Tuesday, June 24, 2003

The End of Enterprise Software?

It feels to me that we're close to a tipping point on enterprise software. While I do think that the various silver bullet solutions - .Net, J2EE, SunONE, grid computing, reflective middleware, computing-on-demand, web services, agent-based software, utility computing, application service providers, etc. - are mostly overhyped in general, I do think that taken as a whole, they do reflect the beginnings of a sea-change in how large companies obtain and use software. And that change has less to do with the nature of the software itself as it does with the way that software relates to other software.

In the old days, a new software installation was likely a greenfield installation - automating or monitoring an existing process that was previously handled manually. The software, it was hoped, would improve the ability of the enterprise to predict, monitor, and control this process, whether it was manufacturing, inventory management, purchasing, etc. As the trend continued, however, these pieces of software began to butt up next to each other; the purchasing system would need to send/get information to/from the accounting system, for example, or the sales system would need to update the inventory. This began the Dark Age of Enterprise Software, at least from the point of view of the customer. From the point of view of the big IT consulting shops, this was the Best of Times.

There's a couple ways to solve this problem, and one of them is to get an integrated package that does every single thing that your company wants done via software. This is basically Oracle's strategy, and similarly IBM and SAP. However, generally this trades off decreased inter-application integration costs for increased customization costs.

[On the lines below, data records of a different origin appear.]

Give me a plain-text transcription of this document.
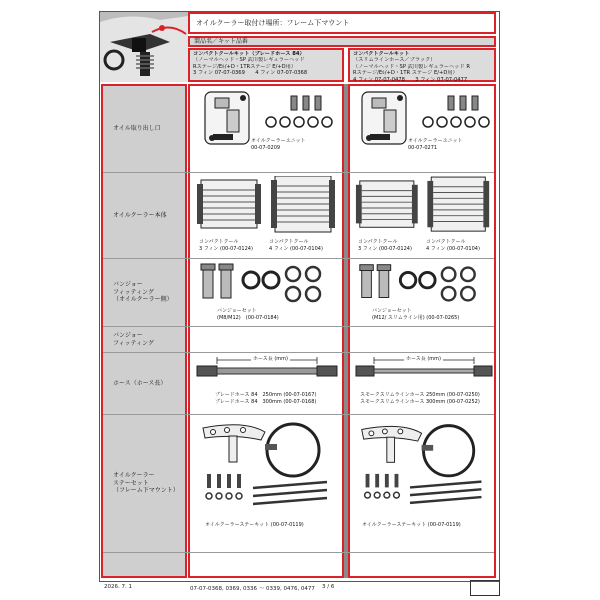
オイルクーラー取付け場所：フレーム下マウント
製品名／キット品番
コンパクトクールキット（ブレードホース 84）
（ノーマルヘッド・SP 武川製レギュラーヘッド
Rステージ/Eﾙ/+D・1TRステージ E/+D用）
3 フィン 07-07-0369　　4 フィン 07-07-0368
コンパクトクールキット
（スリムラインホース／ブラック）
（ノーマルヘッド・SP 武川製レギュラーヘッド R
Rステージ/Eﾙ/+D・1TR ステージ E/+D用）
4 フィン 07-07-0478　　3 フィン 07-07-0477
オイル取り出し口
オイルクーラー本体
バンジョー
フィッティング
（オイルクーラー側）
バンジョー
フィッティング
ホース（ホース長）
オイルクーラー
ステーセット
（フレーム下マウント）
オイルクーラーユニット
00-07-0209
オイルクーラーユニット
00-07-0271
コンパクトクール
3 フィン (00-07-0124)
コンパクトクール
4 フィン (00-07-0104)
コンパクトクール
3 フィン (00-07-0124)
コンパクトクール
4 フィン (00-07-0104)
バンジョーセット
(M8/M12)　(00-07-0184)
バンジョーセット
(M12/ スリムライン用) (00-07-0265)
ホース長 (mm)
ブレードホース 84　250mm (00-07-0167)
ブレードホース 84　300mm (00-07-0168)
ホース長 (mm)
スモークスリムラインホース 250mm (00-07-0250)
スモークスリムラインホース 300mm (00-07-0252)
オイルクーラーステーキット (00-07-0119)	オイルクーラーステーキット (00-07-0119)
2026. 7. 1	07-07-0368, 0369, 0336 ～ 0339, 0476, 0477 3 / 6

What's beginning to emerge, however, is the idea of a middleware bus, a way for many disparate applications to discover each other and dynamically send and receive data. Web services is one slice of this, but also a host of proprietary solutions put forth by startups; if you look at the VC deals being done, or the NIST or DARPA grants being given out, this receives a lot of attention. At first, this trend may make web-based solutions like Salesforce.com a little less competitive, but eventually ASPs will catch on to the game and allow reflective and adapative integration as well.

This is good news for companies, although it won't arrive in a mature form for another few years. It's bad news, however, for the large system integration shops, as their jobs slowly but inexorably get automated away.